I think I'm getting spurious "use before definition warnings" and I want to 
see if there's a capability, annotation or switch in Splint that I'm 
overlooking.  When I run Splint on this test program (with no command line 
switches and no .splintrc file):

#include <stdio.h>
#define READ_OK ((int)0)

extern int readMemoryDevice(/*@out@*/ void *buffer, size_t buffSize);

typedef struct {
     int first;
     int second;
} bongo;

int main()
{
     int testResult;
     bongo test1, test2;

     testResult = 1;
     if (readMemoryDevice(&test1, sizeof(test1)) != READ_OK ||
             readMemoryDevice(&test2, sizeof(test2)) != READ_OK ||
             test2.second != test1.second)     /* this is line 19 */
         testResult = 0;

     return testResult;
}

I get this result:

Splint 3.0.1.6 --- 11 Feb 2002

dummy.c: (in function main)
dummy.c(19,13): Field test2.second used before definition
   An rvalue is used that may not be initialized to a value on some execution
   path. (Use -usedef to inhibit warning)
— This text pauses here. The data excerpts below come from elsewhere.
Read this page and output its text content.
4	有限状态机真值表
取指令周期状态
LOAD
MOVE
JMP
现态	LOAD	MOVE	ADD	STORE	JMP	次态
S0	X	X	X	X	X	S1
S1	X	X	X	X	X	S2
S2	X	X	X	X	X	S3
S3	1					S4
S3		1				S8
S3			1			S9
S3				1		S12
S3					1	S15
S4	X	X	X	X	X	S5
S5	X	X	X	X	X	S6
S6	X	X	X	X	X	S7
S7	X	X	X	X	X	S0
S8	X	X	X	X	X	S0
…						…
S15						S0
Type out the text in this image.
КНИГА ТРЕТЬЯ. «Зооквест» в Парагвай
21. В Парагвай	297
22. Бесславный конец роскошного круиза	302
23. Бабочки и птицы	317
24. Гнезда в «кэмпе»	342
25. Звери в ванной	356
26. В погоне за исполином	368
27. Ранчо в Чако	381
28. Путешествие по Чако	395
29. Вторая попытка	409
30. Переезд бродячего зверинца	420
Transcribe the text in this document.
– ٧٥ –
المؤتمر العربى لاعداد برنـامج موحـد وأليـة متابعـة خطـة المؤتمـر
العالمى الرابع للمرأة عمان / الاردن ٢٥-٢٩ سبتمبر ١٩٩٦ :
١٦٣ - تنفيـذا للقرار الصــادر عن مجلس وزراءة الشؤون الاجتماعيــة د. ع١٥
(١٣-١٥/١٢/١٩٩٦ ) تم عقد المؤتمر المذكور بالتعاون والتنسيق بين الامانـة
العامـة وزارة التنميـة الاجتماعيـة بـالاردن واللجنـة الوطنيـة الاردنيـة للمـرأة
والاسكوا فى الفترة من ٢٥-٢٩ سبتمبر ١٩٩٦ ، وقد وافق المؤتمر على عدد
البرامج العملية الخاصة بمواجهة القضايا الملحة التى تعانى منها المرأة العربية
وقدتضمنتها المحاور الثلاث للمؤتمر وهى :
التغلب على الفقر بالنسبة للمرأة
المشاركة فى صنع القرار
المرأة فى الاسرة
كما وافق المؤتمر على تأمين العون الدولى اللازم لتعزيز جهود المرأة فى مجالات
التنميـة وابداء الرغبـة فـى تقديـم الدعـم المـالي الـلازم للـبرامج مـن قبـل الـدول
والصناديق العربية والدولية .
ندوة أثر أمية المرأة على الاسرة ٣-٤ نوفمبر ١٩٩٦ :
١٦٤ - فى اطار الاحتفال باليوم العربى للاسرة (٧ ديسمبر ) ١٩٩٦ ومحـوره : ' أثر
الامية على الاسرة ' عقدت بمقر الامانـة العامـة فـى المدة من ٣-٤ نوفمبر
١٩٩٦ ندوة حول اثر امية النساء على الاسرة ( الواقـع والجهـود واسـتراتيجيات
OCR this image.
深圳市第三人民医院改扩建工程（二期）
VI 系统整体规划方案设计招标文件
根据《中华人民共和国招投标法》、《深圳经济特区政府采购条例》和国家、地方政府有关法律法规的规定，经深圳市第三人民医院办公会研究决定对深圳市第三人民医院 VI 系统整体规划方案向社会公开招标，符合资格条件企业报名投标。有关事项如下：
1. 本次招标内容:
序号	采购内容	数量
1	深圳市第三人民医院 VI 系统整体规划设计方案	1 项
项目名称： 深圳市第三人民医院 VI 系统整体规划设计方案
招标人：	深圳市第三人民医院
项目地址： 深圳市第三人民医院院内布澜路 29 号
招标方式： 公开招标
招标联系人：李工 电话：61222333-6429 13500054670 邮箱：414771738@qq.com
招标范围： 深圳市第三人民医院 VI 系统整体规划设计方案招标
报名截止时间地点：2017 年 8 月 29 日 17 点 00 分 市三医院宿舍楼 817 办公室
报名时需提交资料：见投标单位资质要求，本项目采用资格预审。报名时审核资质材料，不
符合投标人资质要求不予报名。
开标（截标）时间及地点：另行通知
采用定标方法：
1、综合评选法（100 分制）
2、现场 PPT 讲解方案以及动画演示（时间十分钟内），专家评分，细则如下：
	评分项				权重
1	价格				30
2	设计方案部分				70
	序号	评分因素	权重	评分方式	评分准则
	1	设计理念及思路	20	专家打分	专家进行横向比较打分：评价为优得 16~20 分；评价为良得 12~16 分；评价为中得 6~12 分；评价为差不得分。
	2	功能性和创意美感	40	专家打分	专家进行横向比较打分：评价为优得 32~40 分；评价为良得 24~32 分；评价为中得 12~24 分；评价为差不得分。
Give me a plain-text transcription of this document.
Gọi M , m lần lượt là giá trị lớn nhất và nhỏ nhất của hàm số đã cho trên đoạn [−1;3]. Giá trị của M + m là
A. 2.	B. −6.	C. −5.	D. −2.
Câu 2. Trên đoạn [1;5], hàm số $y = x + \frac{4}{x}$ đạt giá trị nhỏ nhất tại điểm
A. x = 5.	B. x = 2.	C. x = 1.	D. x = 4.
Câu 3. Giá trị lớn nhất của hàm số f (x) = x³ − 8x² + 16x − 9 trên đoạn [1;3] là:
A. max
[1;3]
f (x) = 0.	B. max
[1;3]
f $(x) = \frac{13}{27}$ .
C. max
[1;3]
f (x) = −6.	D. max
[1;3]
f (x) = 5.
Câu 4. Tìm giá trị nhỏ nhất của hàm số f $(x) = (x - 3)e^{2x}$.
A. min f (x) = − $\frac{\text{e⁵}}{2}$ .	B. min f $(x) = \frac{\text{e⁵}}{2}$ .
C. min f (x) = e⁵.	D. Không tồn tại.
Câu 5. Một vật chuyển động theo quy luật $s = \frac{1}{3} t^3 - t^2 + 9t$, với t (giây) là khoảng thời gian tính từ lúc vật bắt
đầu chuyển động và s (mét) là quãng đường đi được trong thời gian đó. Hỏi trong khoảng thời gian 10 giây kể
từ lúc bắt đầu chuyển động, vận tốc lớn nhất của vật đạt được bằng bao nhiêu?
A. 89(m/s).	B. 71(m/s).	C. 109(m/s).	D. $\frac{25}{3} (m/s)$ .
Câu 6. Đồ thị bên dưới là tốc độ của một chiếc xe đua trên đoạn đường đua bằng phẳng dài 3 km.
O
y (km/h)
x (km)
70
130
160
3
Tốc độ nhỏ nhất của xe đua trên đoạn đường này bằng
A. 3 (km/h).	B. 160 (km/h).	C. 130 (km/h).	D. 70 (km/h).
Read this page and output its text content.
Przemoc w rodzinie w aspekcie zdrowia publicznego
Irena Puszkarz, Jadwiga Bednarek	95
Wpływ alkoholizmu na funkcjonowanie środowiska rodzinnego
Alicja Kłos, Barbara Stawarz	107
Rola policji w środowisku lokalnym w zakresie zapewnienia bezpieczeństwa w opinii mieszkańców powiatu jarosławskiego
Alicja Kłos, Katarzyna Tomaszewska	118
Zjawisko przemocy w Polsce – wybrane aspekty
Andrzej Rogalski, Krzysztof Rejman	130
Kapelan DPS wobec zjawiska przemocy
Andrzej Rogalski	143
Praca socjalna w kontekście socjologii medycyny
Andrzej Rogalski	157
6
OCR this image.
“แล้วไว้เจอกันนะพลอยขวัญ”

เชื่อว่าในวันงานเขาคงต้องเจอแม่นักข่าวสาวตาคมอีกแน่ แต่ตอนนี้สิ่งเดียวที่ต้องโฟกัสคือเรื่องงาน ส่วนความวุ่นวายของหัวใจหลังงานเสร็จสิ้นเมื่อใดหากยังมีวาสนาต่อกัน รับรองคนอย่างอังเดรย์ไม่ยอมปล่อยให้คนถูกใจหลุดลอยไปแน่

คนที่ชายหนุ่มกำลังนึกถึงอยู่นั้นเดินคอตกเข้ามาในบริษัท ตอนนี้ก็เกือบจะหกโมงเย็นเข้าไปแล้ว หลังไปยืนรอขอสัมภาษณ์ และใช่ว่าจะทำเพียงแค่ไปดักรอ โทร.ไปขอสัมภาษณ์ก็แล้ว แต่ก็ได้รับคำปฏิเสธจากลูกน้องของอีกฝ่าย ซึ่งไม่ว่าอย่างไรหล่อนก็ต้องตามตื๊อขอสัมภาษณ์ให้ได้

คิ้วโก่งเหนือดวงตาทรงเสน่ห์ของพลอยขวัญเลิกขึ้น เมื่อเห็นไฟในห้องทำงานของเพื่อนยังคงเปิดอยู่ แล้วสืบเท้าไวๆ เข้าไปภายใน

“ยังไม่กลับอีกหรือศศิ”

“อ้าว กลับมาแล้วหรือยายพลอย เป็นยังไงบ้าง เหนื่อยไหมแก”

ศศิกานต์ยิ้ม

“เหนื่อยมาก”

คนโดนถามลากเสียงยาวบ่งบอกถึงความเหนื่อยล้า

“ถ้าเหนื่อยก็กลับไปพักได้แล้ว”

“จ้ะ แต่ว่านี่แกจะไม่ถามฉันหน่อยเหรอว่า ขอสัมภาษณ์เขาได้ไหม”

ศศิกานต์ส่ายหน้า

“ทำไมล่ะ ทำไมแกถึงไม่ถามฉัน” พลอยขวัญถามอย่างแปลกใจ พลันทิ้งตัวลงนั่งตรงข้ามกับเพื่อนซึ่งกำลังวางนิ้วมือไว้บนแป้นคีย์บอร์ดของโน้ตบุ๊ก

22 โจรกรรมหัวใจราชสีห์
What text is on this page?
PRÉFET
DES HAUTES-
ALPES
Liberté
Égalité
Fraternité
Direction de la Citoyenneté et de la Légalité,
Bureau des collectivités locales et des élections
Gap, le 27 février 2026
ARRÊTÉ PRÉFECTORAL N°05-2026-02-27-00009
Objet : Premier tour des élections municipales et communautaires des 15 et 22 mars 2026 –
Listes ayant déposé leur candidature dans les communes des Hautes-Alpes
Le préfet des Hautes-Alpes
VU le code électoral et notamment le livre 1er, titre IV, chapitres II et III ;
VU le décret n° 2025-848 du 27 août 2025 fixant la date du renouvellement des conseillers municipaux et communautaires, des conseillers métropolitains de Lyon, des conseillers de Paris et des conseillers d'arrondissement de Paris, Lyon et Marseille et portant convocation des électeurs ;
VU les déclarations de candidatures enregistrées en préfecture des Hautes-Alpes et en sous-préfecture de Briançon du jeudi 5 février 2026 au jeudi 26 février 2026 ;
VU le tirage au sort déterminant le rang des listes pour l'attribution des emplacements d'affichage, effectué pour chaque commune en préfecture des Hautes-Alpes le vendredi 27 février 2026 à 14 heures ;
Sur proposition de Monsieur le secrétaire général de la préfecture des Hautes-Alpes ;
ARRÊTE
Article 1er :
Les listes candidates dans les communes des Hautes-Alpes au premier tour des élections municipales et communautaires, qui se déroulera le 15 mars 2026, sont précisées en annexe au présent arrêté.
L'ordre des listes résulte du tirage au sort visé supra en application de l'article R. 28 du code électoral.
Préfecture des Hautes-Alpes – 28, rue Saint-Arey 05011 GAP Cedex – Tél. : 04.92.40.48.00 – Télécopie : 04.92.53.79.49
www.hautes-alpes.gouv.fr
Finished checking --- 1 code warning

The ANSI C standard (6.3.14) says that "... the || operator guarantees 
left-to-right evaluation; there is a sequence point after the evaluation of 
the first operand."  It seems to me that using the /*@out@*/ annotation 
should give Splint sufficient clue that both the test1 and test2 structures 
will be fully defined by the time it gets to line 19 (if it gets that 
far).  While I could use nested if statements, I'd really rather not 
clutter my code that way.  Is there a graceful way to explain this to Splint?